Extrait du documentaire « Arrhach »
« Notre objectif est de témoigner sur une époque sombre de notre histoire afin d'éviter que ce crime ne disparaisse de nos mémoires avec la mort des derniers témoins qui ont vécu cette expérience douloureuse…D'un côté, nous refusons de reconnaître un crime que nous avons commis, nous-mêmes les Espagnols et…qu'on a toujours étouffé, et de l'autre côté, nous justifions d'autres guerres pour l'existence de supposées armes chimiques ailleurs », explique Rada.
L' « inassumable » ou l'inacceptable défaite
En 1912, grâce à un accord avec la France qui avait obtenu quelques mois auparavant la souveraineté sur le pays de la part du sultan Abdelhafid, l'Espagne a établi un Protectorat au nord du Maroc avec comme capitale la ville de Tétouan. Mais les Rifains ont refusé cet état de fait et commencèrent à s'organiser pour lui résister.
La résistance des Rifains était tellement forte à la fois contre l'occupation espagnole et l'autorité du Sultan Youssef ben Hassan (frère du sultan Abdelhafid et son successeur) soutenu par la France, que l'Espagne a dû envoyer jusqu'à 50.000 soldats pour se maintenir dans la région.
A partir de 1919 la révolte rifaine, menée par Abdelkrim Al-Khattabi, a pris de l'ampleur. En juillet 1921, les troupes espagnoles ont subi une grave défaite militaire face aux Rifains lors de la bataille d'Anoual, que les historiens espagnols appellent « le grand désastre d'Anoual ». Le Roi Alfonso XII, affaibli après cette défaite catastrophique qui a terni la grandeur de l'Espagne, voulait coûte que coûte se venger des Rifains et en découdre le plus rapidement possible avec leur révolte avant qu'elle ne contamine d'autres régions.

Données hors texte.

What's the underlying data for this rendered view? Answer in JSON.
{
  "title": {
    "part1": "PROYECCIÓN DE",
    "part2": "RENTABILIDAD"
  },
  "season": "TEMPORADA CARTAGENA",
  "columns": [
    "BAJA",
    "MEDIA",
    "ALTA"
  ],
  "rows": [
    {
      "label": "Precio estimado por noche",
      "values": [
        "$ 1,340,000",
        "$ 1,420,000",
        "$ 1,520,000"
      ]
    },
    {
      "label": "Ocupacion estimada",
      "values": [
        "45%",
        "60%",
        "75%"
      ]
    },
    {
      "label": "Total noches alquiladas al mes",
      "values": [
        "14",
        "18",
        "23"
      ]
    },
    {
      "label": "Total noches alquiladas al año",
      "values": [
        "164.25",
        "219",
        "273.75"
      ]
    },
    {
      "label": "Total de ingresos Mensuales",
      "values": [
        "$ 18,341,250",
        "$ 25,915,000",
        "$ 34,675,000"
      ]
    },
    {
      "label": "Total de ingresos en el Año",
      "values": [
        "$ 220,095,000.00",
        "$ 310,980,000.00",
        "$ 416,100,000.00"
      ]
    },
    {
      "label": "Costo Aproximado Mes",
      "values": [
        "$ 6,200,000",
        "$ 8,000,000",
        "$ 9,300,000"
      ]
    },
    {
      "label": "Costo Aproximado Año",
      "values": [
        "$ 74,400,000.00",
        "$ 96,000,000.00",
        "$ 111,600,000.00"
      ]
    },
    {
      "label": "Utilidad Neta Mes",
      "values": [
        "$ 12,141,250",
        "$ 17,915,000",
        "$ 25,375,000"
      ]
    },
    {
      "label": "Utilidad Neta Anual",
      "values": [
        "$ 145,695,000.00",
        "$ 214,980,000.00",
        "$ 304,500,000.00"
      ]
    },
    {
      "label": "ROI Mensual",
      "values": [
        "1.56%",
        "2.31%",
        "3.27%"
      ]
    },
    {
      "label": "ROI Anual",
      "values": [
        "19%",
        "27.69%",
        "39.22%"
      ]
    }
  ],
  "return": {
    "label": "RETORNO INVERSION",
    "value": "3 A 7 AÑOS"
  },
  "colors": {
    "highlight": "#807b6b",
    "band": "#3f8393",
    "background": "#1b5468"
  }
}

Pour en finir vite avec l'insurrection des Rifains, les autorités espagnoles ont sollicité alors l'appui des Allemands. Selon les chercheurs Rudibert Kunz et Rolf Dieter Müller, les Allemands ont recommandé aux Espagnols de bombarder au gaz moutarde les souks, les villages et les groupements d'habitations (Dhshar) de ceux qui soutenaient la guérilla d'Abdelkrim. D'abord, Berlin a fourni à l'Espagne des bombes chimiques prêtes à l'emploi, avant de lui montrer plus tard comment les fabriquer; et c'est la tâche qui est revenue à l'usine de La Marañosa (Tolède).
Depuis 2001, cette usine est devenue un « Institut Technologique » de recherche. Mais, de nombreux citoyens et militants pacifistes croient qu'elle continue à développer des recherches dans le domaine des armes chimiques, biologiques et nucléaires et militent pour sa fermeture définitive.